月池愈发觉得二人关系非同凡响,“慧秀师父好像和韩公子很熟。”
“那是很久以前的事了,没必要再提了。”
他岔开话,“啊,你不会相信这荒地过去是袁璨的属地吧。时移世易,还没有人能挨过千百年的。就像袁氏,几年就无迹可寻了。袁氏尚且如此,韩氏又能有几年?”
慧秀的笑越发暗淡了,“贫僧已经剃去青丝,遁入空门,不再去管尘寰中的人事了。心里却时常惴惴不安,总担忧故人罹难,因而停驻于此。”
“你在担心什么?”月池问。
“预感而已,猜不出是什么。”
“莫非韩瑄要大祸临头了?”
“以他的见识、能力,不会的。”
“那你担心青阳的百姓?”
“也许吧。”
慧秀仰望夜空。本来应是满月,但云那么厚,月是又像黄,又像绿的秋香色的,夜幕那么晦暗,可远方路上的行人还得继续走下去。
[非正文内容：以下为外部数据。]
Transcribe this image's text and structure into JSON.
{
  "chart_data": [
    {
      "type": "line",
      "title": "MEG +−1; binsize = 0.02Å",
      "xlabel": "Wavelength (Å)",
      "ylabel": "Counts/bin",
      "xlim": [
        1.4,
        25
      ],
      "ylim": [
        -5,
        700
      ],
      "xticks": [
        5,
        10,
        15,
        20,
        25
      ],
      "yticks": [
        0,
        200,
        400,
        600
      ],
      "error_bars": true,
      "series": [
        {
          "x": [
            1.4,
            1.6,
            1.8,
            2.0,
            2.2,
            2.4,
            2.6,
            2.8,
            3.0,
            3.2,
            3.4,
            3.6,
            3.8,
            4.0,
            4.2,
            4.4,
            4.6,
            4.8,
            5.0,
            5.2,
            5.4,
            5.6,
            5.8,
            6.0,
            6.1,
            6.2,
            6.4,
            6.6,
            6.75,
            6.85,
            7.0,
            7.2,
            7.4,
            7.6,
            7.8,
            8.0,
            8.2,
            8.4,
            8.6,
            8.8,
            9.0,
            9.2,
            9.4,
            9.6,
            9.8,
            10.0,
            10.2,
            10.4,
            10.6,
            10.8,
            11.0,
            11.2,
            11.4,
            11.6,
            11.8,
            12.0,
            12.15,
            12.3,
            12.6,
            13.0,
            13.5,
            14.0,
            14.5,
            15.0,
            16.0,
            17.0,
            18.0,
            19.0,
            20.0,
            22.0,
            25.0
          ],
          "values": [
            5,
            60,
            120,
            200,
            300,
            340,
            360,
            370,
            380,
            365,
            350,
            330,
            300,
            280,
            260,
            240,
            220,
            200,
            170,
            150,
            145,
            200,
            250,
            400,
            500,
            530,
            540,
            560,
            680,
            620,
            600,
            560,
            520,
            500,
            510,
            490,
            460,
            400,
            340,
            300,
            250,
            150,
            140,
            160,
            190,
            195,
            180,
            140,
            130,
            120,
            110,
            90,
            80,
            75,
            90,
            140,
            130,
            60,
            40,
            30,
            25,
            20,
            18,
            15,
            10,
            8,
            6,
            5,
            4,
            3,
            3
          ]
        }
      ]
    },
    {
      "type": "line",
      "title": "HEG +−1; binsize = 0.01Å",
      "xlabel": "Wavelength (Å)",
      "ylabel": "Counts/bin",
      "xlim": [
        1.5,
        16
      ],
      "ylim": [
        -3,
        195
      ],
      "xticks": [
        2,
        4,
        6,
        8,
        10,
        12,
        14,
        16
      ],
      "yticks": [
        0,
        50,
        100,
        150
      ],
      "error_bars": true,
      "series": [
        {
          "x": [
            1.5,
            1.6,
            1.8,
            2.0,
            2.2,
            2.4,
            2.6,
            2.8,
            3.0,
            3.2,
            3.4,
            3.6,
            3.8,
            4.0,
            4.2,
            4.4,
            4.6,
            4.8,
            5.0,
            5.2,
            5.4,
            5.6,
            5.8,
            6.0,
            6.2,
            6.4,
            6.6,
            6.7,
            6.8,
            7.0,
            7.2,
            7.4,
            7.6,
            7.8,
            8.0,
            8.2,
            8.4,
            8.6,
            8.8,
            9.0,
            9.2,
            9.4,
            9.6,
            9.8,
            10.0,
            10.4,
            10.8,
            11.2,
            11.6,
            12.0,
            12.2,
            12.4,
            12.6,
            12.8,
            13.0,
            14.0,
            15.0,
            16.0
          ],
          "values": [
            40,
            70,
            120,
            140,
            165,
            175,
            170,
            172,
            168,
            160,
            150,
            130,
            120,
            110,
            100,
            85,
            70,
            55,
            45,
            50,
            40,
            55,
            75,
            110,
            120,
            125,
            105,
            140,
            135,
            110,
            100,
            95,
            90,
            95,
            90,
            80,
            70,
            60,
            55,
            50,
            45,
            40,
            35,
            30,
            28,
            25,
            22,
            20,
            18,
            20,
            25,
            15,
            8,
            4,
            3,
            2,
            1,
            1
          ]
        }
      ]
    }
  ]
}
“来说说你的事吧,我自言自语多了,该喝点水润润喉了。”慧秀拿皮囊喝水。
“这个说来话长。”
月池的声音幽微细长,哪怕是呼吸,也会掩盖住她的话。
“请讲吧。”
“我是流人之后,这样低贱的身份,没有人不嫌弃。大概七、八岁的时候,我跟着善才学艺,靠着琵琶声取悦他人换钱。后来,陈国老的管家买了我,可惜却被他家的人处处践踏。于是,我便跑出来,想找法子逃离池州。”
她面无表情地说着自己的经历,恍若命运可有可无。
和尚扑掉自己身上的灰,“善哉,敢问女施主那把琵琶的来历,能否给贫僧讲讲?”
“这,”她并不想讲。
“是贫僧冒犯。”慧秀很识趣地改了话。
月池适才松快了很多。那是她心里多年的刺,她不敢触碰的刺。
“也许我该问问,让你如此忧心忡忡的事是什么?或许我能帮上一帮。”
这和尚又变了话,时而自称僧,时而自称我,性子也忒怪了。
“我担忧那家人,怕他们遭了苦。收留我一夜,不想竟遇到他们承受牢狱之灾,换谁也受不了。”
她无声抱头抽泣,夜幕下身影更显微小。从远处传来几声低哑的鸟声让晦暗的穹顶愈加冷清。